Issues / suggestions:

  1. Unbounded samples array: All CallSample objects accumulate for the full run. At PARALLELISM=10, INTERVAL_MS=1000, DURATION_MS=300000 that's ~3,000 samples — fine. But if someone runs with a short interval or large parallelism for hours, this leaks. Consider capping to the last N samples or only keeping samples needed for the summary stats (sorted durations).

  2. createClient per call: Intentional for stress-testing connection overhead, but worth a comment so readers don't assume it's a mistake.

  3. stop() is fire-and-forget on the fd: pollMetricsTarget.stop() hooks closeSync into loopPromise.finally(...) but doesn't expose a Promise, so the main function can't await the close.

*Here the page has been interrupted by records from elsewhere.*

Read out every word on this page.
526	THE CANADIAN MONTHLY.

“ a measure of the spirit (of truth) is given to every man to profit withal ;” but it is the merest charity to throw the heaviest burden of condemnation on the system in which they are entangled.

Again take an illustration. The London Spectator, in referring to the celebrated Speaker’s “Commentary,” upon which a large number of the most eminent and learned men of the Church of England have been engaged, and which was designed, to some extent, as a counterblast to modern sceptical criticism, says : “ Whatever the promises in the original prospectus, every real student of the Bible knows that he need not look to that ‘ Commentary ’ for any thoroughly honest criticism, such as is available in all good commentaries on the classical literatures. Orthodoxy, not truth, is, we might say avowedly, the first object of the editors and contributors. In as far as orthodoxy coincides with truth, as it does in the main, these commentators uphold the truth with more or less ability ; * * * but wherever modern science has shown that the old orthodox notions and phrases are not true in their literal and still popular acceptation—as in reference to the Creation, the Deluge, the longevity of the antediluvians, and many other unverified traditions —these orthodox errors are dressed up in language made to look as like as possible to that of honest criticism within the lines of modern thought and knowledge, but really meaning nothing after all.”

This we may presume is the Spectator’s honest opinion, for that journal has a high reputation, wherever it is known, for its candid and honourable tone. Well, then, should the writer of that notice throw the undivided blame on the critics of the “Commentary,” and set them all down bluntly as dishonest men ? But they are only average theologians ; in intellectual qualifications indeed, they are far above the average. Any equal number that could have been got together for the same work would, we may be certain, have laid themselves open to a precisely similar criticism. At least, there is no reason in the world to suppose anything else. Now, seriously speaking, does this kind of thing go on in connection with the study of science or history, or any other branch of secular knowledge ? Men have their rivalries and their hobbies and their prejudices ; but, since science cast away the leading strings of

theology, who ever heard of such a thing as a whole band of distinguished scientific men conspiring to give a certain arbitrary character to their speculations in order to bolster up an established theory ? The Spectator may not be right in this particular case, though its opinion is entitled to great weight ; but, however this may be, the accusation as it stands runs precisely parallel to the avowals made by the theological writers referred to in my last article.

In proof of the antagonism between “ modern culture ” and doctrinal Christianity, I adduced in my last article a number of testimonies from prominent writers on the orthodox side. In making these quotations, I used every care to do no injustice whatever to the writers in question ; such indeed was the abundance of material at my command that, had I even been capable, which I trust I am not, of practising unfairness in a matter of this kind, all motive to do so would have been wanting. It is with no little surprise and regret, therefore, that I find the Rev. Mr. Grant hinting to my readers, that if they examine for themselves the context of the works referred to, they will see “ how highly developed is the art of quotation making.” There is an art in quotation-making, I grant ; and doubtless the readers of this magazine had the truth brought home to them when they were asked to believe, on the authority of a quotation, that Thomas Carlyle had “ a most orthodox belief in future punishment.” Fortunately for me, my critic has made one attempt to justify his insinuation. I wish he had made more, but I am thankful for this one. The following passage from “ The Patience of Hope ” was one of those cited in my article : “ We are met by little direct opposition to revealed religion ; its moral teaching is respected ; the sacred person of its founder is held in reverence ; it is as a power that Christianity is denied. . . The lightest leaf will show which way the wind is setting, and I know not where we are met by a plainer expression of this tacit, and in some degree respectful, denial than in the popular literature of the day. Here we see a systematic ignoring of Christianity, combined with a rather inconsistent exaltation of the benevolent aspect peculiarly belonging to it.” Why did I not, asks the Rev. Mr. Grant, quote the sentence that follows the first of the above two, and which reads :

If the process exits before the loop's last tick() awaits fetch, the final scrape may not be flushed. Low severity for a dev tool, but consider returning a Promise<void> from stop() and awaiting it in main().

  4. Missing env-var validation: Only PARALLELISM is validated. Number("abc")NaN, which would silently break the timing math. At minimum add guards for DURATION_MS and INTERVAL_MS:

    if (!Number.isFinite(DURATION_MS) || DURATION_MS <= 0) throw new Error("LOAD_TEST_DURATION_MS must be a positive number");
    if (!Number.isFinite(INTERVAL_MS) || INTERVAL_MS <= 0) throw new Error("LOAD_TEST_INTERVAL_MS must be a positive number");
  5. disableMetadataLookup: true is hardcoded: This is likely intentional (avoids the round-trip for pure load testing), but a comment would help. Also consider whether the test should optionally exercise the metadata path.

  6. Unused startedAtMs on the happy-path log: startedAtMs is stored in CallSample but the console log only prints durationMs. That's fine for the summary output, but it means the JSONL metrics file is the only place to correlate wall-clock timing if needed. If offline analysis matters, consider writing the samples to a file too.


src/actors/testing/load-test-counter.ts

Simple and correct. No concerns.


Summary

The drainGracePeriod fix is the meaningful change here and it's correct. The load-test script is well-structured; the issues above are all minor (unbounded array, fire-and-forget fd close, missing env validation). The comment style on the bug fix could be slightly tightened to avoid the parenthetical.